Mechatronic models are developed in the design stage to describe and further improve the performance of systems. These models tend to cause difficulties with respect to numerical modelling and simulation due to (1) a large number of degrees of freedom (DOFs), (2) strongly coupled non-linear equations, (3) a wide frequency difference between the dominant behaviour of the different physical domains and (4) strongly non-linear parametric dependencies. To overcome the computational burden due to the large number of DOFs, the model should be reduced. The current state of the art in model order reduction is not entirely suited to deal in an efficient manner with the described characteristics. Therefore, the objective is to develop a non-linear, parametric model order reduction technique such that the reduced mechatronic model poses less problems in simulation. The research output should lead to parametric reduced models which describe complex systems but are computationally efficient and yet accurate.
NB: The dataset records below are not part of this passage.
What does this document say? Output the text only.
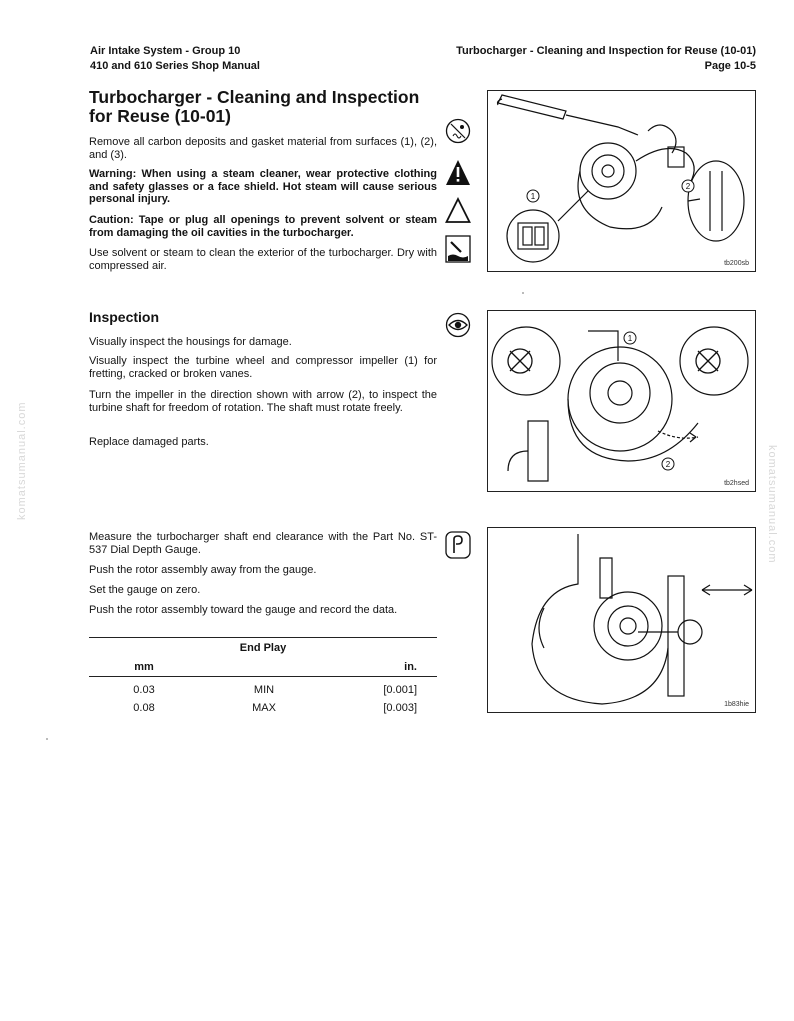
Air Intake System - Group 10
410 and 610 Series Shop Manual
Turbocharger - Cleaning and Inspection for Reuse (10-01)
Page 10-5
komatsumanual.com	komatsumanual.com
Turbocharger - Cleaning and Inspection for Reuse (10-01)

Remove all carbon deposits and gasket material from surfaces (1), (2), and (3).

Warning: When using a steam cleaner, wear protective clothing and safety glasses or a face shield. Hot steam will cause serious personal injury.

Caution: Tape or plug all openings to prevent solvent or steam from damaging the oil cavities in the turbocharger.

Use solvent or steam to clean the exterior of the turbocharger. Dry with compressed air.

1
2
tb200sb
Inspection

Visually inspect the housings for damage.

Visually inspect the turbine wheel and compressor impeller (1) for fretting, cracked or broken vanes.

Turn the impeller in the direction shown with arrow (2), to inspect the turbine shaft for freedom of rotation. The shaft must rotate freely.

Replace damaged parts.

1
2
tb2hsed

Measure the turbocharger shaft end clearance with the Part No. ST-537 Dial Depth Gauge.

Push the rotor assembly away from the gauge.

Set the gauge on zero.

Push the rotor assembly toward the gauge and record the data.

1b83hie
End Play		
mm		in.
0.03	MIN	[0.001]
0.08	MAX	[0.003]
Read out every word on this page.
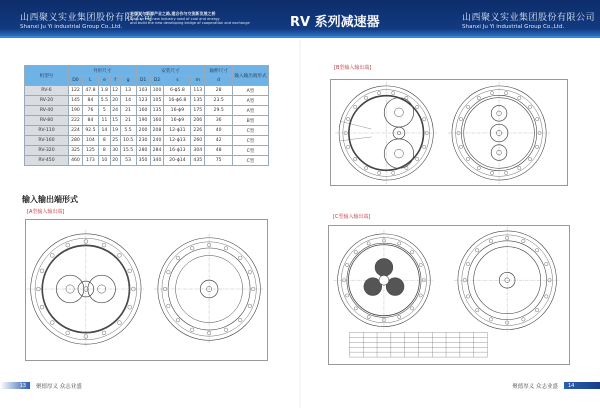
山西聚义实业集团股份有限公司
Shanxi Ju Yi industrial Group Co.,Ltd.
走煤炭与新源产业之路,建合作与交流新发展之桥
Walk on the new industry road of coal and energy
and build the new developing bridge of cooperation and exchange	RV 系列减速器	山西聚义实业集团股份有限公司
Shanxi Ju Yi industrial Group Co.,Ltd.
机型号	外形尺寸					安装尺寸				轴伸尺寸	输入输出端形式
	D0	L	e	f	g	D1	D2	s	m	d	
RV-6	122	47.8	1.8	12	13	103	100	6-ϕ5.8	113	28	A型
RV-20	145	84	5.5	20	14	123	105	16-ϕ6.8	135	23.5	A型
RV-40	190	76	5	24	21	160	135	16-ϕ9	175	29.5	A型
RV-80	222	84	11	15	21	190	160	16-ϕ9	206	36	B型
RV-110	224	92.5	14	19	5.5	200	208	12-ϕ11	226	40	C型
RV-160	280	104	8	25	10.5	230	240	12-ϕ13	260	42	C型
RV-320	325	125	8	30	15.5	280	284	16-ϕ13	304	48	C型
RV-450	460	173	10	20	53	350	340	20-ϕ14	435	75	C型
输入输出端形式
[A型输入输出端]
[B型输入输出端]
[C型输入输出端]
13	聚德厚义 众志业盛	聚德厚义 众志业盛	14
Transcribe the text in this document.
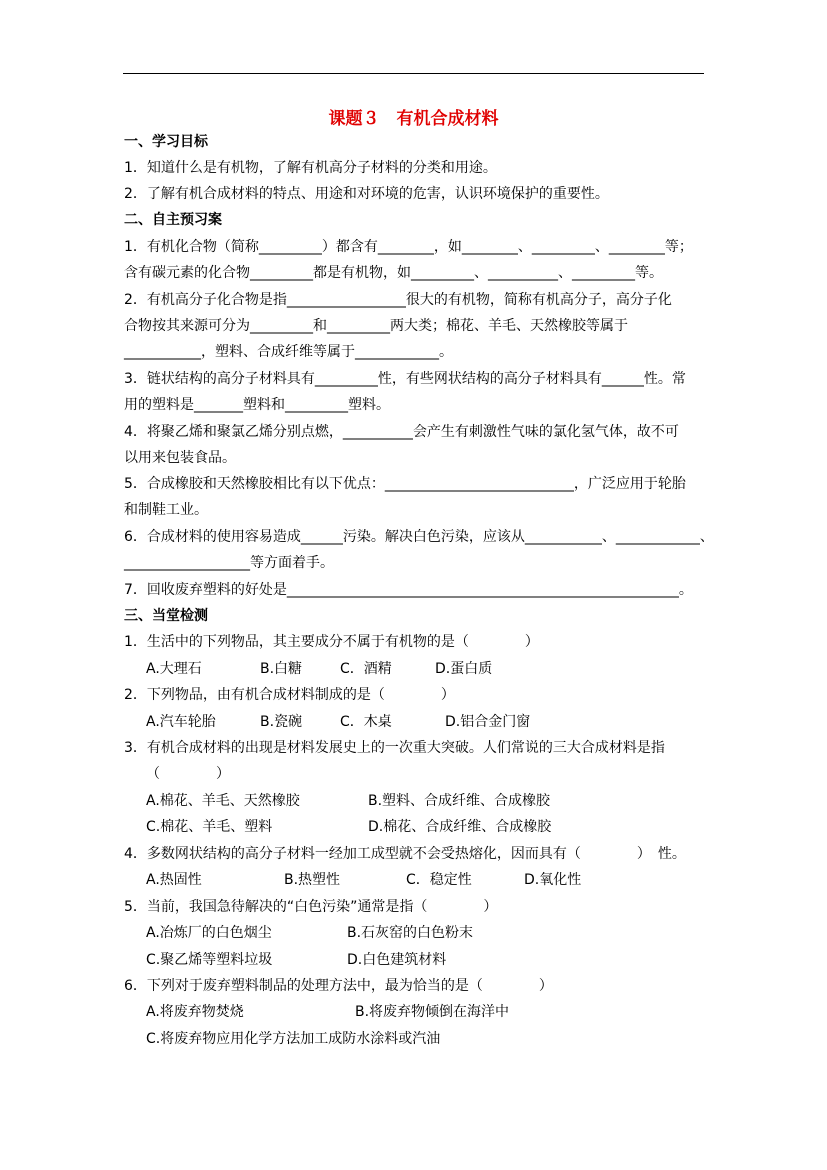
课题３　有机合成材料
一、学习目标
1．知道什么是有机物，了解有机高分子材料的分类和用途。
2．了解有机合成材料的特点、用途和对环境的危害，认识环境保护的重要性。
二、自主预习案
1．有机化合物（简称_________）都含有________，如________、_________、________等；
含有碳元素的化合物_________都是有机物，如_________、__________、_________等。
2．有机高分子化合物是指_________________很大的有机物，简称有机高分子，高分子化
合物按其来源可分为_________和_________两大类；棉花、羊毛、天然橡胶等属于
___________，塑料、合成纤维等属于____________。
3．链状结构的高分子材料具有_________性，有些网状结构的高分子材料具有______性。常
用的塑料是_______塑料和_________塑料。
4．将聚乙烯和聚氯乙烯分别点燃，__________会产生有刺激性气味的氯化氢气体，故不可
以用来包装食品。
5．合成橡胶和天然橡胶相比有以下优点：___________________________，广泛应用于轮胎
和制鞋工业。
6．合成材料的使用容易造成______污染。解决白色污染，应该从___________、____________、
__________________等方面着手。
7．回收废弃塑料的好处是________________________________________________________。
三、当堂检测
1．生活中的下列物品，其主要成分不属于有机物的是（　　　　）
A.大理石	B.白糖	C．酒精	D.蛋白质
2．下列物品，由有机合成材料制成的是（　　　　）
A.汽车轮胎	B.瓷碗	C．木桌	D.铝合金门窗
3．有机合成材料的出现是材料发展史上的一次重大突破。人们常说的三大合成材料是指
（　　　　）
A.棉花、羊毛、天然橡胶	B.塑料、合成纤维、合成橡胶
C.棉花、羊毛、塑料	D.棉花、合成纤维、合成橡胶
4．多数网状结构的高分子材料一经加工成型就不会受热熔化，因而具有（　　　　）　性。
A.热固性	B.热塑性	C．稳定性	D.氧化性
5．当前，我国急待解决的“白色污染”通常是指（　　　　）
A.冶炼厂的白色烟尘	B.石灰窑的白色粉末
C.聚乙烯等塑料垃圾	D.白色建筑材料
6．下列对于废弃塑料制品的处理方法中，最为恰当的是（　　　　）
A.将废弃物焚烧	B.将废弃物倾倒在海洋中
C.将废弃物应用化学方法加工成防水涂料或汽油
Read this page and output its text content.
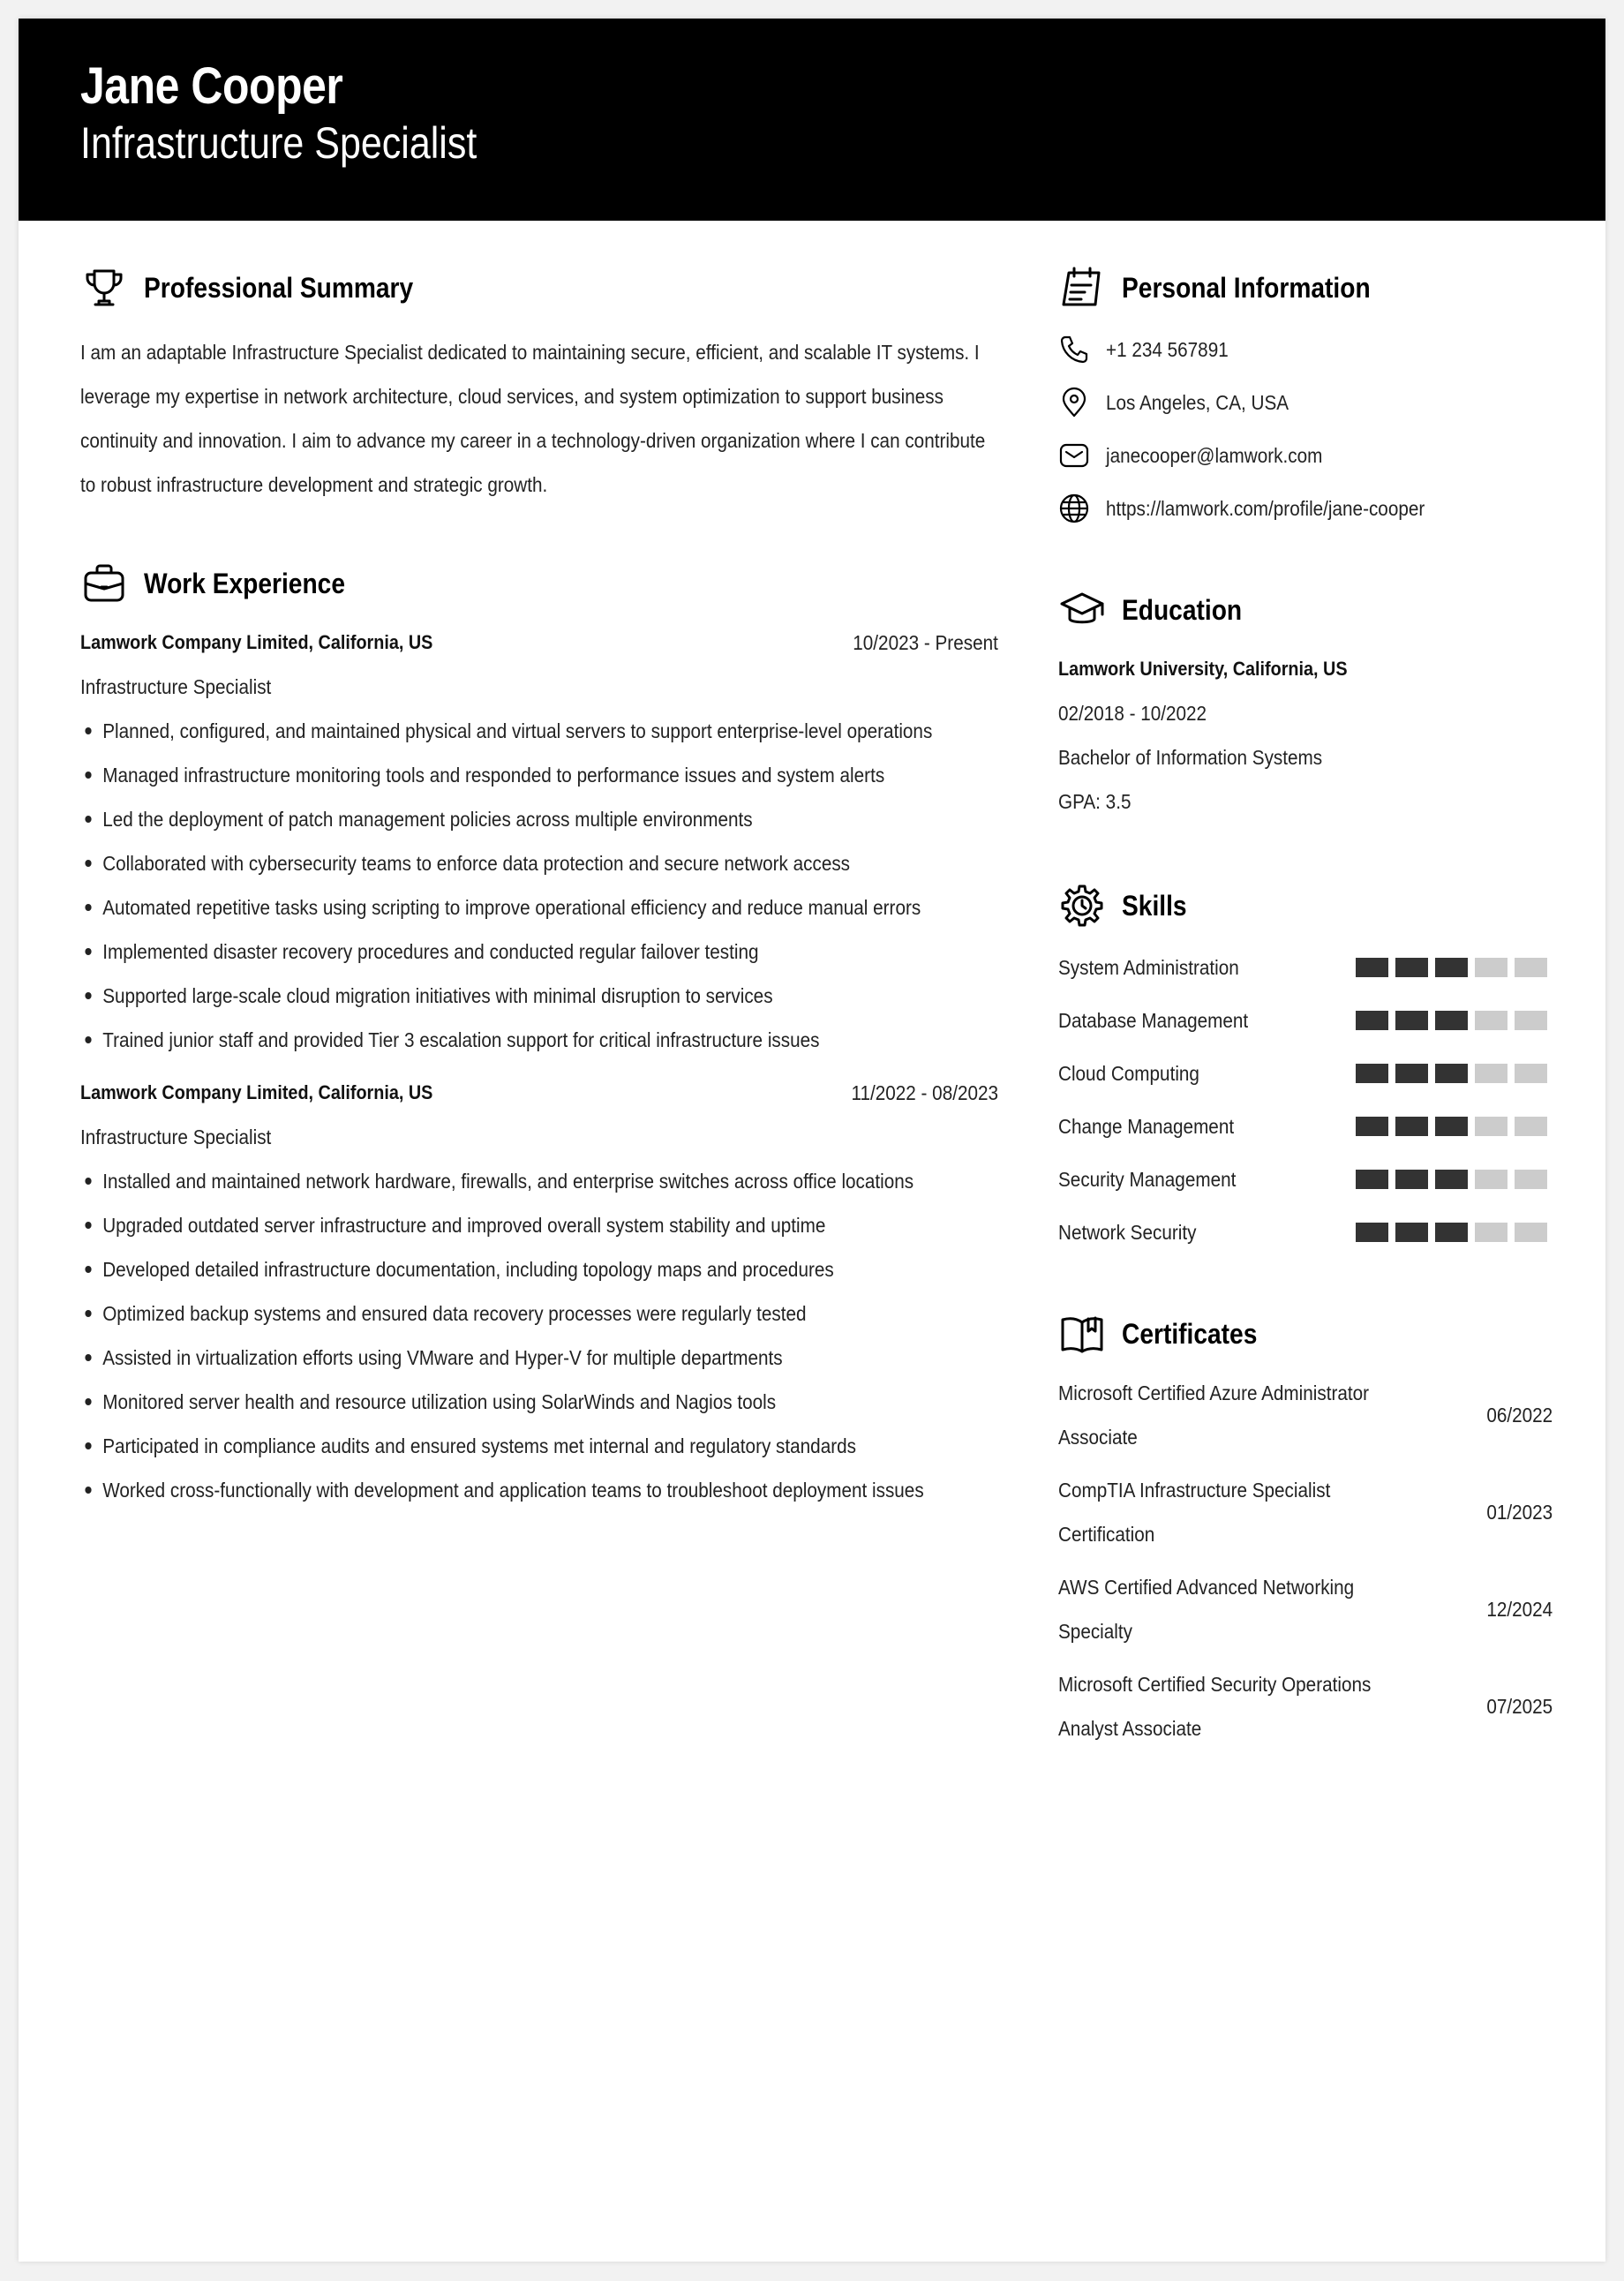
Jane Cooper
Infrastructure Specialist
Professional Summary
I am an adaptable Infrastructure Specialist dedicated to maintaining secure, efficient, and scalable IT systems. I leverage my expertise in network architecture, cloud services, and system optimization to support business continuity and innovation. I aim to advance my career in a technology-driven organization where I can contribute to robust infrastructure development and strategic growth.
Work Experience
Lamwork Company Limited, California, US	10/2023 - Present
Infrastructure Specialist
Planned, configured, and maintained physical and virtual servers to support enterprise-level operations
Managed infrastructure monitoring tools and responded to performance issues and system alerts
Led the deployment of patch management policies across multiple environments
Collaborated with cybersecurity teams to enforce data protection and secure network access
Automated repetitive tasks using scripting to improve operational efficiency and reduce manual errors
Implemented disaster recovery procedures and conducted regular failover testing
Supported large-scale cloud migration initiatives with minimal disruption to services
Trained junior staff and provided Tier 3 escalation support for critical infrastructure issues
Lamwork Company Limited, California, US	11/2022 - 08/2023
Infrastructure Specialist
Installed and maintained network hardware, firewalls, and enterprise switches across office locations
Upgraded outdated server infrastructure and improved overall system stability and uptime
Developed detailed infrastructure documentation, including topology maps and procedures
Optimized backup systems and ensured data recovery processes were regularly tested
Assisted in virtualization efforts using VMware and Hyper-V for multiple departments
Monitored server health and resource utilization using SolarWinds and Nagios tools
Participated in compliance audits and ensured systems met internal and regulatory standards
Worked cross-functionally with development and application teams to troubleshoot deployment issues
Personal Information
+1 234 567891
Los Angeles, CA, USA
janecooper@lamwork.com
https://lamwork.com/profile/jane-cooper
Education
Lamwork University, California, US
02/2018 - 10/2022
Bachelor of Information Systems
GPA: 3.5
Skills
System Administration
Database Management
Cloud Computing
Change Management
Security Management
Network Security
Certificates
Microsoft Certified Azure Administrator Associate
06/2022
CompTIA Infrastructure Specialist Certification
01/2023
AWS Certified Advanced Networking Specialty
12/2024
Microsoft Certified Security Operations Analyst Associate
07/2025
Models with these properties are particularly well suited for inverse analysis and design space explorations.

 

  • Efficient system level design optimization for the design of mechatronic systems

Modern mechatronic systems exhibit strong (dynamic) interactions between the various (multiphysical) components. This makes is t particularly difficult to effectively design a system in a classical fashion where component level optimization is often performed under the assumption of fixed interface conditions. However, in practice the fully coupled system level design poses challenges due to the large number of design parameters and expensive fully system simulations. This research track focusses on optimally leveraging automatic optimization schemes and reduced order models in order to limit the computational load of these design exercises.

 

  • Application of nonlinear Model Order Reduction and Virtual Sensing to passenger car tire design

In order to meet tire performance requirements, highly nonlinear FE models are used to simulate the effects of design changes and the simulation results are used to update the tire design in an iterative manner. Tire prototypes are built following the new design and the FE simulation results are verified by means of measurements taken from the prototypes. This process is cumbersome and is constrained by the complexity of the nonlinear FE models and the measurement setup. By applying nonlinear Model Order Reduction (nlMOR) techniques to the FE models and Virtual Sensing (VS) techniques to the prototypes, this design process can be made more efficient.